Die Bombenbastler sind nun einmal im Iran zu finden, sie bauen dran und das Ziel ihres Handelns ist Israel.
„Europa kümmert das nicht“ wäre das Einzige, das etwas pauschal ausgedrückt sein könnte. Tatsache ist, dass sowohl Regierungen wie EU Kommission keinerlei Bereitschaft zeigen, Verständnis für die Dramatik einer iranischen Bombe aufzubringen, ebenso, wie die Boykottbewegung in Europa immer tiefer zu Hause ist.
Ich bevorzuge es, Dinge so zu benennen, wie sie sind und nicht beschönigende Formulierungen zu suchen. Im übrigen ist gerade Antisemitismus ein gruppenbezogenes Phänomen.

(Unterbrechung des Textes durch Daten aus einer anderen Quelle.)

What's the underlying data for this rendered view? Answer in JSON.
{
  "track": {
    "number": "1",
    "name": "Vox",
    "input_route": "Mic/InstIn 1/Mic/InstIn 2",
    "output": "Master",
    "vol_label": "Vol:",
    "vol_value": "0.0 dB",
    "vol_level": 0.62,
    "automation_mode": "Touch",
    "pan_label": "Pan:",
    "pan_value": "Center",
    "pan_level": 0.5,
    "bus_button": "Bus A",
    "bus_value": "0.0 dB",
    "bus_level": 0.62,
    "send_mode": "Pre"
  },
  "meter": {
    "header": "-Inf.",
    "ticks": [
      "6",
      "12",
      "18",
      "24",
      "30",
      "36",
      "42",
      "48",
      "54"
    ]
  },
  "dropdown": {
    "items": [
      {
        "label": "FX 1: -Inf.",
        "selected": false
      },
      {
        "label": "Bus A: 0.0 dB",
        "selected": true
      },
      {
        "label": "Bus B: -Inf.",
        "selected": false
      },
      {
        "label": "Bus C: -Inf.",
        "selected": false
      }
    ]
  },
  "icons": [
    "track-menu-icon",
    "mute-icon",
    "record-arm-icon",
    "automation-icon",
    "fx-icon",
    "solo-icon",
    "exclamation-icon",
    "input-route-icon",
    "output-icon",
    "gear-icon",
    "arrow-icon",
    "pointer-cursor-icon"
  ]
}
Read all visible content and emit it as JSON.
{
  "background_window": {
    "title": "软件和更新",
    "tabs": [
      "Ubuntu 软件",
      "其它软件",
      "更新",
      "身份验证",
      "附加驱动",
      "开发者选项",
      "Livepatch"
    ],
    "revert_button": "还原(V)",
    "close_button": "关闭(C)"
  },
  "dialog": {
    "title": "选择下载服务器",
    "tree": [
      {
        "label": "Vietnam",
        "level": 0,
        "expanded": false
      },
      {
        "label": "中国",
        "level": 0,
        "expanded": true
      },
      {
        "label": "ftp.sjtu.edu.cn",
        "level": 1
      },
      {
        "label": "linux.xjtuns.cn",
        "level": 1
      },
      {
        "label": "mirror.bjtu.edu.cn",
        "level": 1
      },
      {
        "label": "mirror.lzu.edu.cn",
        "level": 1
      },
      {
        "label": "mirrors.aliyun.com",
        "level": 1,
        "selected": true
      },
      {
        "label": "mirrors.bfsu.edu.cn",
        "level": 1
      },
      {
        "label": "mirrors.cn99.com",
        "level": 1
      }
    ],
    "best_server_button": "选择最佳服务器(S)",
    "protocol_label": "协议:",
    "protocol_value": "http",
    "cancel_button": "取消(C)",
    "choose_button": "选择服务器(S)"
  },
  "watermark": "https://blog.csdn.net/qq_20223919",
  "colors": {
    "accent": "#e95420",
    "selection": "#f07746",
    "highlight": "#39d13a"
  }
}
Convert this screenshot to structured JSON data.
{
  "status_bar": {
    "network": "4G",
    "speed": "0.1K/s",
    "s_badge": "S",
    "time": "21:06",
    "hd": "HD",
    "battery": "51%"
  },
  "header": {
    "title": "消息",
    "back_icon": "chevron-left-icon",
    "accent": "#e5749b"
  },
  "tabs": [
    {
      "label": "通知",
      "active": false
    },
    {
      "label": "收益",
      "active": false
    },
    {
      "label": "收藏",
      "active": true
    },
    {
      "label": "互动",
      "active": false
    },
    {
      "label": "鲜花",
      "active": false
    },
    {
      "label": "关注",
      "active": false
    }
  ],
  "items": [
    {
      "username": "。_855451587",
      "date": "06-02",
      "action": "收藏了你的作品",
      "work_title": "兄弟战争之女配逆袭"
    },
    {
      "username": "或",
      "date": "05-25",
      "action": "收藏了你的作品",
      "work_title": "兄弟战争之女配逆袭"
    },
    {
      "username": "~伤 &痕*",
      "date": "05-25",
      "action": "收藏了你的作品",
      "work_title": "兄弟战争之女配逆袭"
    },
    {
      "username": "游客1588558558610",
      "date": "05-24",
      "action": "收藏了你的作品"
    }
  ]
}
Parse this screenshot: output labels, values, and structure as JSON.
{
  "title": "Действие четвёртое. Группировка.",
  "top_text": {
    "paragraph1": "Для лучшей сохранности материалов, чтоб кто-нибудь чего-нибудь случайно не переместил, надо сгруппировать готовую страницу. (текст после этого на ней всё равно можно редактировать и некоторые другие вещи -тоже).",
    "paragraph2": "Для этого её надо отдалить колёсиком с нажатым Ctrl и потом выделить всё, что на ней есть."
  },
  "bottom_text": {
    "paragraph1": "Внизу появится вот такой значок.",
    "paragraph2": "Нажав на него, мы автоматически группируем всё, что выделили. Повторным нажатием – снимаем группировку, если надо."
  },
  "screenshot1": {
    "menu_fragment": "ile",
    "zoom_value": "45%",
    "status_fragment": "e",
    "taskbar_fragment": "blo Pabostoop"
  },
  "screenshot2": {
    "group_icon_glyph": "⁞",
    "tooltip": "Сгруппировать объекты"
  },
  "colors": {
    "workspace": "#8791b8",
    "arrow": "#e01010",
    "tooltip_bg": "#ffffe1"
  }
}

Das alles können Sie natürlich ableugnen, das kann „ihnen als deutscher Jude“ (ich als Jüdin sage ihnen, war die Lieblingsformulierung der „Israelkritikerin“ Irena Wachendorff, die sich ihre jüdische Biografie erlogen hatte) gern peinlich sein, Sie dürfen mich Banausen auch pseudoakademisch analysieren, nur die Realität, die bekommen Sie nicht weg. Natürlich ist es eine Frage, inwieweit ein Baumgermane wie ich mit mit dem Begriff „wir“ arbeiten kann. Ich tue es, weil nicht das „wir“ aller Deutschen gemeint ist, sondern es das „wir“ der nichtjüdischen Deutschen ist, das „wir“ der Nachfahren der Mördergeneration, samt ihres geschichtlichen Erbes und Umgangs damit. Genau darum geht der Text ja. Mit etwas weniger gewollter Spitzfindigkeit und etwas mehr Textverständnis hätten Sie es sogar erkennen können.
Ich danke Ihnen natürlich ausdrücklich für die Mühe der Textanalyse.